Short answer…Yes. A recent Minnesota Appellate Court case was released, although unpublished, stating that although a person may have passed away, they still have an obligation to fulfill their requirements under a dissolution Judgment and Decree.
Often when child support or spousal maintenance is awarded as part of a dissolution, the obligation is secured by life insurance. Good, bad, right or wrong, often parties will not put down the proper beneficiaries at ordered; instead listing a new spouse or significant other, etc. Therefore, when the obligor passes away, the issue becomes who is entitled to the life insurance benefit?
The Minnesota Appellate Court clearly ruled in Hall v. Reynolds, that the obligor cannot skirt around their obligations by naming a different beneficiary then listed in their Judgment and Decree. The Court ruled, “…a judgment and decree ultimately controls the beneficiary designation regardless of whether a new third-party beneficiary is designated.” Id.
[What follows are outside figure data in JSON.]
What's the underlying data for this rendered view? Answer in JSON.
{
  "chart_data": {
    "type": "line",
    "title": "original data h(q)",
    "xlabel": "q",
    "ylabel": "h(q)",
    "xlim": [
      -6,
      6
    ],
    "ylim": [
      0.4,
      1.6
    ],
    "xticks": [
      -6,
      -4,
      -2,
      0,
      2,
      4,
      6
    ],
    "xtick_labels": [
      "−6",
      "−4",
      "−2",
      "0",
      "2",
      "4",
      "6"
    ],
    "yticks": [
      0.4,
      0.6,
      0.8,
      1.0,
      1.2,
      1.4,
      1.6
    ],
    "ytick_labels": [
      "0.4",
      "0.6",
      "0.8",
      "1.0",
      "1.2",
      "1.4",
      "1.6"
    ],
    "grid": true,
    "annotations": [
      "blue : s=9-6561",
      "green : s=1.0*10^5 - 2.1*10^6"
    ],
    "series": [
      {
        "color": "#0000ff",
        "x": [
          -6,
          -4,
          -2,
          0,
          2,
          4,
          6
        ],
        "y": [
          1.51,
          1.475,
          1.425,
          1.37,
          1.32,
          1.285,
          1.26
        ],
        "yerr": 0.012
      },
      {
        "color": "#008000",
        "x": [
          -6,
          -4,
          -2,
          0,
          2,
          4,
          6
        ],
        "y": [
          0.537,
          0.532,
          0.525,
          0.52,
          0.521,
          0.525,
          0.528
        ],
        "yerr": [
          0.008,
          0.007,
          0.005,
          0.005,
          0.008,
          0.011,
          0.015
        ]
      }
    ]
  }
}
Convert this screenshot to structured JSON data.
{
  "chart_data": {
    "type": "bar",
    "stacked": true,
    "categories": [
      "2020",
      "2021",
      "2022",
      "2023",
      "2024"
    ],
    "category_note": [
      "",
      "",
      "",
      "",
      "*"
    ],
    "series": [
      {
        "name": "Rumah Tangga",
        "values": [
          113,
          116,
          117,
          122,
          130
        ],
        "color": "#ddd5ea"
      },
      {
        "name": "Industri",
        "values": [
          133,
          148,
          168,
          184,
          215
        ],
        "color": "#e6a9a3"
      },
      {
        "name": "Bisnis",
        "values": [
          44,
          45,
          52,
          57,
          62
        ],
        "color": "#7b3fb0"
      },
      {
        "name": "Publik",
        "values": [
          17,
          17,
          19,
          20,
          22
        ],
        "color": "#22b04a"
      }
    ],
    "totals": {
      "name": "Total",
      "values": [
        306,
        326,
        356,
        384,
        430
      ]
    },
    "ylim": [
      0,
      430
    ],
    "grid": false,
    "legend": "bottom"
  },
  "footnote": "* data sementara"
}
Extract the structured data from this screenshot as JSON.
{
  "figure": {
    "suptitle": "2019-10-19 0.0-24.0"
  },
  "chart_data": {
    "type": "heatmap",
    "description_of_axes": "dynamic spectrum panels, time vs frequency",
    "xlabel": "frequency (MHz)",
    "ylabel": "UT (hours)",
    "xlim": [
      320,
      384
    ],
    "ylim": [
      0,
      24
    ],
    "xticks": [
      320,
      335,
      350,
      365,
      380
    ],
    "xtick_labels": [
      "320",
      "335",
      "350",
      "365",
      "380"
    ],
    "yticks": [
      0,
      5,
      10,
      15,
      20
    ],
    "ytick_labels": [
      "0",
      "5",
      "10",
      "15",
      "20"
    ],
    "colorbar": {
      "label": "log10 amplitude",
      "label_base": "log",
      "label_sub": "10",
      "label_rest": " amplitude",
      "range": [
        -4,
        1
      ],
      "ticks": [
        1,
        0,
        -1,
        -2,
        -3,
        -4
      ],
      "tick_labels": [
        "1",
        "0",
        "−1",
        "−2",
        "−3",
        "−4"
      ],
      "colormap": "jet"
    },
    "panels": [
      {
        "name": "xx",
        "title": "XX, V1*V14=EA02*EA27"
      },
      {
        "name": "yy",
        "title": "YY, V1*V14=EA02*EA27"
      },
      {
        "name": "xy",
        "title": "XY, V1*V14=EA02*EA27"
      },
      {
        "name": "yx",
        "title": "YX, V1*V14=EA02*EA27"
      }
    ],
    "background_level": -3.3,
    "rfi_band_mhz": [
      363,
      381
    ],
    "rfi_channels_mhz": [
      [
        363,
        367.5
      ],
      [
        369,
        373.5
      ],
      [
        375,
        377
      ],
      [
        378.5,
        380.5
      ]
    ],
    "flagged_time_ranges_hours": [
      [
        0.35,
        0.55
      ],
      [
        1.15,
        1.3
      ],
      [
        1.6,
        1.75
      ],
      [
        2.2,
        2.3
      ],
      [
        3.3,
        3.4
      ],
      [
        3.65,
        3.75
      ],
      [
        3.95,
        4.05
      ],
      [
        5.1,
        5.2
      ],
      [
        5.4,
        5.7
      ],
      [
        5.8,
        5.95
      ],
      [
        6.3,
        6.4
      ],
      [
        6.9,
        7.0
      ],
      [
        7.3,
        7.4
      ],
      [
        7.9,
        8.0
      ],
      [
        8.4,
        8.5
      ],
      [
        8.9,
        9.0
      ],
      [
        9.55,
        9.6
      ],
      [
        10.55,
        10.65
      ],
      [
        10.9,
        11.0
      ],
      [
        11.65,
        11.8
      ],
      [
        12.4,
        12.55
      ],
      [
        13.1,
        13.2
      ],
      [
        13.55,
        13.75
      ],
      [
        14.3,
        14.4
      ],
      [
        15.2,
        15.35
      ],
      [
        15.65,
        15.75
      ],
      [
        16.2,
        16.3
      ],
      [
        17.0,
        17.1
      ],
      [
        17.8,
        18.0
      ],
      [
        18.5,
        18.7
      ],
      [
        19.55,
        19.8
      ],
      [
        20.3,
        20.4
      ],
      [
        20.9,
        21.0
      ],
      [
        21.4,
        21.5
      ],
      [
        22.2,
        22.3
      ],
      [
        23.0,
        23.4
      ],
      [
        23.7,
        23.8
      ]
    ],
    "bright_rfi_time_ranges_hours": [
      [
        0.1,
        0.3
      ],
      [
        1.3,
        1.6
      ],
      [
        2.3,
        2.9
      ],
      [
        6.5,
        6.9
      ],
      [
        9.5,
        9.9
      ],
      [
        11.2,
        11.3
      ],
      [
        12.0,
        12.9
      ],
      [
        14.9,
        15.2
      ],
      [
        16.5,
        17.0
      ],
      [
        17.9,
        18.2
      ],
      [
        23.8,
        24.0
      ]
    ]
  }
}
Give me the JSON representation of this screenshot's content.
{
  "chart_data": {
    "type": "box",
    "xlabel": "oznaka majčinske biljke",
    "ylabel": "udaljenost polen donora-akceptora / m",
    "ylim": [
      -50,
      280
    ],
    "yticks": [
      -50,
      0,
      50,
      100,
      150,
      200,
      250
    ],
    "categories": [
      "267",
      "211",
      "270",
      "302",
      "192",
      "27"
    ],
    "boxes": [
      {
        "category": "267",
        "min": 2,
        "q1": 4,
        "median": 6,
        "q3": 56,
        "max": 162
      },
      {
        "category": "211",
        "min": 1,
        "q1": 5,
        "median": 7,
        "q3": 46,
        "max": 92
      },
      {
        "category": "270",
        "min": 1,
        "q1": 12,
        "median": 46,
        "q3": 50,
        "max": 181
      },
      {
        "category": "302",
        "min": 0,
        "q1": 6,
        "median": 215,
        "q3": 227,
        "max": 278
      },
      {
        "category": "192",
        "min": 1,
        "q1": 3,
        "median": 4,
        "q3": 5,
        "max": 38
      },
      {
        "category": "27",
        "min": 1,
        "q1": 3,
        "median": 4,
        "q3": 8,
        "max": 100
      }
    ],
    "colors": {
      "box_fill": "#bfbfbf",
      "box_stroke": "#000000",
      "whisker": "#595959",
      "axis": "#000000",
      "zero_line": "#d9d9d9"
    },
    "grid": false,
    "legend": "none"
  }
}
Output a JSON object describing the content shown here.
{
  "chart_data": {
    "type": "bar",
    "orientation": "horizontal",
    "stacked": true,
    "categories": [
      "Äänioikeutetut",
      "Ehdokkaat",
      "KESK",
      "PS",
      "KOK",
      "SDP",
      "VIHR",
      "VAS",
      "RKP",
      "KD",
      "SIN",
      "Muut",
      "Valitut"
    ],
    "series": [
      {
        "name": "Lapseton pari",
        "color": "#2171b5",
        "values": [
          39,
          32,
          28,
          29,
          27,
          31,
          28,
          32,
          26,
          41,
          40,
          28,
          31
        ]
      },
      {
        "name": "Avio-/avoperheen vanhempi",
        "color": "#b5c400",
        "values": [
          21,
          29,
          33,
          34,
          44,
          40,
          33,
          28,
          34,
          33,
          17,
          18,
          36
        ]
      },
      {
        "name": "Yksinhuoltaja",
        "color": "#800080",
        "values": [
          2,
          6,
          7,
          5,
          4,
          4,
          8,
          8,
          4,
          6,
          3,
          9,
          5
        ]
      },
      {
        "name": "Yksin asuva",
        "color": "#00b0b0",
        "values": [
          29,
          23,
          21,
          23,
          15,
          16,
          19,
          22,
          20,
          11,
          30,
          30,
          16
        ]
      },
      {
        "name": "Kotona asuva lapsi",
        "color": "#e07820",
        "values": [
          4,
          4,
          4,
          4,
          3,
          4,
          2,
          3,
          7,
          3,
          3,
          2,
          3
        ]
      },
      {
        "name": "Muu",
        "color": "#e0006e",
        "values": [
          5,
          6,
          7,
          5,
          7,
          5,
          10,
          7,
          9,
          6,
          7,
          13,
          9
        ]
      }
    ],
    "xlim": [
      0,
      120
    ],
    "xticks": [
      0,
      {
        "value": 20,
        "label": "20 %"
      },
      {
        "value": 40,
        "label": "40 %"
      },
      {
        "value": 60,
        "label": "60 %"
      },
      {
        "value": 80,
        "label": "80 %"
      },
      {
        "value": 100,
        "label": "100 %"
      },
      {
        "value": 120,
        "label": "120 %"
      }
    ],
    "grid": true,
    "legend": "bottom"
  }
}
Further, the Court had jurisdiction to enforce the life insurance provision because “…father’s act of disregarding his own dissolution decree is a sufficient bases for the district court to impose an equitable remedy on the wrongly assigned benefits even though the recipient of those benefits did nothing wrong. To do otherwise would reward obligors who knowingly violate provisions of their dissolution decrees.” Id.
This case very clearly states and stands for if a party is ordered to do something in their Judgment and Decree, it controls – even after death.